Marzouk Nour H, Selim Sahar, Elattar Mustafa, Mabrouk Mai S, Mysara Mohamed
Bioinformatics Group, Centre for Informatics Science (CIS), School of Information Technology and Computer Science (ITCS), Nile University, 12677, Giza, Egypt.
Medical Imaging and Image Processing Group, Centre for Informatics Science (CIS), School of Information Technology and Computer Science (ITCS), Nile University, 12677, Giza, Egypt.
J Cheminform. 2025 Sep 19;17(1):141. doi: 10.1186/s13321-025-01093-2.

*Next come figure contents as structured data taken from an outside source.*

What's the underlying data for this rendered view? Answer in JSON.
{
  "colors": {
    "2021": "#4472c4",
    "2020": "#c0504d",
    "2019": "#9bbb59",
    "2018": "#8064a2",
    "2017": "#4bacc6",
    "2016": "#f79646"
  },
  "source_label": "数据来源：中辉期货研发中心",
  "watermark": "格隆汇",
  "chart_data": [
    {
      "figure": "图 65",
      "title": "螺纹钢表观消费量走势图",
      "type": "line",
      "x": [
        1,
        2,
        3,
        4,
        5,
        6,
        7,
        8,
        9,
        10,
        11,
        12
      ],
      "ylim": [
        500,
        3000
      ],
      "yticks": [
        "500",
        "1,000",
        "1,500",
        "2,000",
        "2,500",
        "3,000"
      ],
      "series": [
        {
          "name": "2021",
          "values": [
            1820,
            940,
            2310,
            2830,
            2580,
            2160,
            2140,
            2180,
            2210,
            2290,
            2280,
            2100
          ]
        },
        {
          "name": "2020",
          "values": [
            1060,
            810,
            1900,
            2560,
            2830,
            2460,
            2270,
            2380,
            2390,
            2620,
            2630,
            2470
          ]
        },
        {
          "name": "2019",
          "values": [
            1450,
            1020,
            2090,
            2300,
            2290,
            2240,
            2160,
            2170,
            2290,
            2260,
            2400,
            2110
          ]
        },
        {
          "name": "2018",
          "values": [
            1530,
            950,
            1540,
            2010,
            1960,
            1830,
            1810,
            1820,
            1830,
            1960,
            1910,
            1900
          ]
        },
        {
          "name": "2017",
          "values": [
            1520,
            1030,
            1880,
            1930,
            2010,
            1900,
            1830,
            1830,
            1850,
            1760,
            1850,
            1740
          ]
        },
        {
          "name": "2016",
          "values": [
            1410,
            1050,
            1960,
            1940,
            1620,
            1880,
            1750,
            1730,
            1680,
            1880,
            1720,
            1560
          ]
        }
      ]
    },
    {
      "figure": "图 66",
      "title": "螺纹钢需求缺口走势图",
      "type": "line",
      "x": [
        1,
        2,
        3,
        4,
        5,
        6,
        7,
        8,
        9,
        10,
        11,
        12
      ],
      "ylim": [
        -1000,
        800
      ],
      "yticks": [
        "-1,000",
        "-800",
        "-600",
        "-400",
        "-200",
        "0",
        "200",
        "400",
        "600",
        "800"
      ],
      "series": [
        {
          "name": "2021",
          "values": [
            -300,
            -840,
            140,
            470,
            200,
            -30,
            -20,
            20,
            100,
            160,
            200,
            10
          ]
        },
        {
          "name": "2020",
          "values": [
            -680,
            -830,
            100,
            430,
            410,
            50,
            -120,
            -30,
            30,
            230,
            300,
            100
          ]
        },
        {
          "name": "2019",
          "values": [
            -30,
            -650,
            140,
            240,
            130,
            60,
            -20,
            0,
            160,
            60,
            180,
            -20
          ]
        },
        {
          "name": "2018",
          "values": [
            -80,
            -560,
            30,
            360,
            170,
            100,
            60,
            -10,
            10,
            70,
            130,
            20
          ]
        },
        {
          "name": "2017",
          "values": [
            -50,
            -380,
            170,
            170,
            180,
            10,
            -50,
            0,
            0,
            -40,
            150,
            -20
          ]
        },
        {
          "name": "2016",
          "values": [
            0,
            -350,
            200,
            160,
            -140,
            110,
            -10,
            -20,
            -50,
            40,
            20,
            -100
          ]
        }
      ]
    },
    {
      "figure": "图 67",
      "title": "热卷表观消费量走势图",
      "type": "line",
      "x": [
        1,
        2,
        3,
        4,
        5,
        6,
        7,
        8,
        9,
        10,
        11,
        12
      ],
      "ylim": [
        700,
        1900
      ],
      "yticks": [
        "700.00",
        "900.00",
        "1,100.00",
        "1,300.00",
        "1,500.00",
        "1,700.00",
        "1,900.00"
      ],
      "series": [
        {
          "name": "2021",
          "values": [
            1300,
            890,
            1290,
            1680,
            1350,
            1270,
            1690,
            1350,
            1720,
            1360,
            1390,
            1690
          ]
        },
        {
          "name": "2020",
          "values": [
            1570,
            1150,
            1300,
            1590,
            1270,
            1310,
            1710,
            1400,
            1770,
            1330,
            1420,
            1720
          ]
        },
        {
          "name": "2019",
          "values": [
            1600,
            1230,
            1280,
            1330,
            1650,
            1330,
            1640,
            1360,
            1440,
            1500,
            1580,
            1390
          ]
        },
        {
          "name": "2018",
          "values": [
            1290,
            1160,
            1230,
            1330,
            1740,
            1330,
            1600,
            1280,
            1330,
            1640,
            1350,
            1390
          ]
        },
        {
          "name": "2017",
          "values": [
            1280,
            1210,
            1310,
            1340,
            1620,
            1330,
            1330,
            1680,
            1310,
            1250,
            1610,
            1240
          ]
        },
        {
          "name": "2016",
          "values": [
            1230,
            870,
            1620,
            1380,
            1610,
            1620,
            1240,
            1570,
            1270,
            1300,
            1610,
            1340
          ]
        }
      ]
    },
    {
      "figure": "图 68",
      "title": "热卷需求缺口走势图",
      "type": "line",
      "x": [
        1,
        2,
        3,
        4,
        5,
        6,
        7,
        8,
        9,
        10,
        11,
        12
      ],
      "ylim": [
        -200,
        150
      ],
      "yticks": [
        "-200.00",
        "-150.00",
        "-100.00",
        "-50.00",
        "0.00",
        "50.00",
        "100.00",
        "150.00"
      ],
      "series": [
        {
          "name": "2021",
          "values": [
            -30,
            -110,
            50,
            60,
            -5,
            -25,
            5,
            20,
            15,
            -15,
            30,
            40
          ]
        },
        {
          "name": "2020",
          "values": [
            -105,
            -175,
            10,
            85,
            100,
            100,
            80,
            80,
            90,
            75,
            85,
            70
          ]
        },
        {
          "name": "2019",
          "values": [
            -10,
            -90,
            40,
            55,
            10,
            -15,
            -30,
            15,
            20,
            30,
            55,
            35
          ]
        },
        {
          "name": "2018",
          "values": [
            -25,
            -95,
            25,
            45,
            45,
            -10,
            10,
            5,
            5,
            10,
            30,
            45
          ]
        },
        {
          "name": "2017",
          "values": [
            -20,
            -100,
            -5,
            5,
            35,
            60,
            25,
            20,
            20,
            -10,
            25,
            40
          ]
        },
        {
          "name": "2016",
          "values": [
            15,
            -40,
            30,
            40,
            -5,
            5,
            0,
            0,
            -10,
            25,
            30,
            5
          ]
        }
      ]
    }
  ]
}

In drug development, managing interactions such as drug-drug, drug-disease, and drug-nutrient is critical for ensuring the safety and efficacy of pharmacological treatments. These interactions often overlap, forming a complex, interconnected landscape that necessitates accurate prediction to improve patient outcomes and support evidence-based care. Recent advances in artificial intelligence (AI), powered by large-scale datasets (e.g., DrugBank, TWOSIDES, SIDER), have significantly enhanced interaction prediction. Machine learning, deep learning, and graph-based models show great promise, but challenges persist, including data imbalance, noisy sources, Limited explainability, and underrepresentation of certain types of interactions. This systematic review of 147 studies (2018-2024) is the first to comprehensively map AI applications across major interaction types. We present a detailed taxonomy of models and datasets, emphasizing the growing roles of large language models and knowledge graphs in overcoming key limitations. Their integration-alongside explainable AI tools-enhances transparency, paving the way for AI-driven systems that proactively mitigate adverse interactions. By identifying the most promising approaches and critical research gaps, this review lays the groundwork for advancing more robust, interpretable, and personalized models for drug interaction prediction.
在药物研发中,管理药物与药物、药物与疾病、药物与营养等相互作用对于确保药物治疗的安全性和有效性至关重要。这些相互作用常常相互重叠,形成一个复杂的、相互关联的局面,这就需要进行准确预测,以改善患者预后并支持循证医疗。由大规模数据集(如DrugBank、TWOSIDES、SIDER)驱动的人工智能(AI)的最新进展显著增强了相互作用预测能力。机器学习、深度学习和基于图的模型显示出巨大潜力,但挑战依然存在,包括数据不平衡、噪声源、可解释性有限以及某些类型相互作用的代表性不足。这项对147项研究(2018 - 2024年)的系统综述首次全面梳理了AI在主要相互作用类型中的应用情况。我们提出了一个详细的模型和数据集分类法,强调了大语言模型和知识图谱在克服关键限制方面日益重要的作用。它们与可解释AI工具的整合提高了透明度,为主动减轻不良相互作用的AI驱动系统铺平了道路。通过识别最有前途的方法和关键研究差距,本综述为推进更强大、可解释和个性化的药物相互作用预测模型奠定了基础。